The green thumb’s guide: how & why to start gardening

By John Linderman

Elm Staff Writer

Many of us have found ourselves home again, with the springtime exuding joy during this uniquely anxious time. One way to keep our mental health in check is to spend ample time outside, even if a non-essential travel ban is in place in your state.

You may already know that springtime is the best season of year to be outside, since it’s wedged between the frigid winter and humid summer. It’s also the ideal season of the year to begin gardening, since the longer days and nice temperatures can keep both us and our plants happy. If you lack the resources to begin a garden, don’t look back, because here is why it’s optimal for us to start gardening, and a short guide on how to get started.

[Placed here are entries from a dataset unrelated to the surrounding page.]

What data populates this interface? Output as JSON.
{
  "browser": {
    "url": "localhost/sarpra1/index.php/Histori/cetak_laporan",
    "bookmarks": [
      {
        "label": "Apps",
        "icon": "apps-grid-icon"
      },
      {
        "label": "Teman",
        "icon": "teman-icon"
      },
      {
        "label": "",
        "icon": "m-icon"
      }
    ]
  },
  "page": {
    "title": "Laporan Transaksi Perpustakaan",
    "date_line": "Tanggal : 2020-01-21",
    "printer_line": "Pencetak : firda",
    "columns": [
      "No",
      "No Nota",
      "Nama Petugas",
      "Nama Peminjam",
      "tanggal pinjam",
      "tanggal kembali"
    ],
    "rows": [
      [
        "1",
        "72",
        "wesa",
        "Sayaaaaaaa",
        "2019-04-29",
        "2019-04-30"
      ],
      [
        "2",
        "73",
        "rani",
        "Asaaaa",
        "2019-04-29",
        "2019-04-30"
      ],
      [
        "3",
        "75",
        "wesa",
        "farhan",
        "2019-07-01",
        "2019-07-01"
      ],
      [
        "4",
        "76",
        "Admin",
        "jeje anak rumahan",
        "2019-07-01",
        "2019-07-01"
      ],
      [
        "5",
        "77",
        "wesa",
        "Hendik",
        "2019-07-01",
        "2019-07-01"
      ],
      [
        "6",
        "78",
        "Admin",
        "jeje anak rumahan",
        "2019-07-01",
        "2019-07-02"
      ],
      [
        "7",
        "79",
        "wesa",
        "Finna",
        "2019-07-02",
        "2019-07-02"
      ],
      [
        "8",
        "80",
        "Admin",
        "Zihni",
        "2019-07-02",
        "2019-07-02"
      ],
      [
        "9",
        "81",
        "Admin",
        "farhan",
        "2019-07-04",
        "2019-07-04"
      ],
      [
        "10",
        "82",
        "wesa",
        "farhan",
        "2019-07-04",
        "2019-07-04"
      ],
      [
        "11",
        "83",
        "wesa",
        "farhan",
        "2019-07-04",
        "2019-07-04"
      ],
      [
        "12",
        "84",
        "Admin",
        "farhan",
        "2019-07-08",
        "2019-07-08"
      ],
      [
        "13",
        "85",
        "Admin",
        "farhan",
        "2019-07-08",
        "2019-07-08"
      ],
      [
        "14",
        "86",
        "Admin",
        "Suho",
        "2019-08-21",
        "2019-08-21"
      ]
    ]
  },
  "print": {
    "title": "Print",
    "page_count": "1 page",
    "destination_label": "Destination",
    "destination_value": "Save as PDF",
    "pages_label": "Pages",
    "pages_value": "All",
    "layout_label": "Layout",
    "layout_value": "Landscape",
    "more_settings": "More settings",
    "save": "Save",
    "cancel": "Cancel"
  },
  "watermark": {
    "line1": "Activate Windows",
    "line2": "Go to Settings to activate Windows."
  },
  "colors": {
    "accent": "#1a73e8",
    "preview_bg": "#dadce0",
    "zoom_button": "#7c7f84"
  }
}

  1. Sustainability for Us and the Earth

Unless specified otherwise, most of your produce you buy at the grocery store will have come from a farm run with commercial, industrial motives. Consider the avocado, a traditional Mexican staple and fruit of the Los Angeles hipster-elite. Large-scale avocado farms have both degraded the seasonal quality of the fruit, and the environment needed to grow it.

According to a 2013 Michigan State University report, “As a result of the demand from the U.S. for avocados, farmers in Mexico are influenced to increase the size of their farms, which is now leading to environmental issues including deforestation and increased greenhouse gas emissions.”

If you’re also buying the fruit anytime not in between March and July, then the avocado was most likely freeze-dried and imported, losing a great deal of wholesome nutritional quality in the process. This is also the case for tomatoes and mangoes.

For the big picture, OneGreenPlanet encourages gardening to combat the environmentally destructive practices of Big Agriculture, as “Large-scale farming of monocultures depends on massive amounts of synthetic fertilizers to replace nutrients that are continually drained from soil,” reports one article.

Save yourself a bloody avocado hand and start growing your own fresh food to the benefit of your health and the environment.

2. Tastier and More Nutritious Food

As mentioned earlier, fruit bought out of season is processed for a longer shelf-life. Supermarkets also buy largely uniform versions of fruit to meet demand, and many of us are unaware that there are more than one types of tomato, lemon, banana, etc.

Different types of fruits and vegetables have different nutritious quality, and a hearty Cherokee Purple tomato has a drastically different taste than the juicy, bantam Campari.

Educate yourself on fresh and conventional food. “The nutrient density of produce begins to decline the minute its harvested,” said Natural Force, “That means your (supermarket) fruits and veggies are up to 40% less nutrient dense by the time you eat them, as opposed to when it’s fresh.”

Supporting your local farmer’s market, or growing your own produce, can have a positive benefit to your health, while teaching you about the delicate balance of food in nature.

Interested in herbalism? Your garden can even be home to plants like St. John’s Wort and American Ginseng, expanding your view of how natural plant life can interact with the body and mind.

3. Where to Start

You can’t ignore the exponential learning curve of gardening, and for most people, it’s the first aspect they see. A layered, raised bed 16-foot garden with loamy soil is leagues away from a four-foot earth bed with silty soil. Technical jargon aside, where do you even start, mentally?

Shane Brill, assistant director of the Eastern Shore Food Lab and advisor to the Gardening Club, shared his wisdom.

“Look up the ideal growing conditions for what your foods like to eat — most herbs and vegetables prefer full sun and well-drained soil. Start with a small garden and expand with experience,” he said.

Consider what you want out of your garden; what produce you want to grow, and when you’ll be able to work with it

“If space is limited or soil quality isn’t ideal, consider building a raised garden bed or planting in pots to create the conditions for your plants to thrive. Consider amending the garden bed with organic matter, such as compost or decomposing leaves. Topdress the area lightly and let gravity and rainwater introduce the nutrients to your new seeds or plant starts,” Brill said.

You will need to study and familiarize yourself with essentials like beds, soil types, companion planting, and your local conditions and how it will affect the produce your growing. Some places you can start could be the American Horticultural Society’s website or even YouTube for videos on basic gardening tips.

“Gardening presents a gateway to permaculture, which is a framework for harmonizing people in the environment. Inspired by ancestral wisdom and modern ecology, permaculture aligns our efforts with patterns in nature and deepens our capacity to experience the joy of being alive,” said Brill.

The Center for Environment and Society is also sponsoring the Eco-Campus Challenge, which has information on how to start gardening in your own location and ways of promoting sustainable action. For better or worse, we have all been granted a great deal of free time. With the springtime blooming, we can either make use of this harmonious season, or stay inside. I know what our hunter-gatherer ancestors would prefer.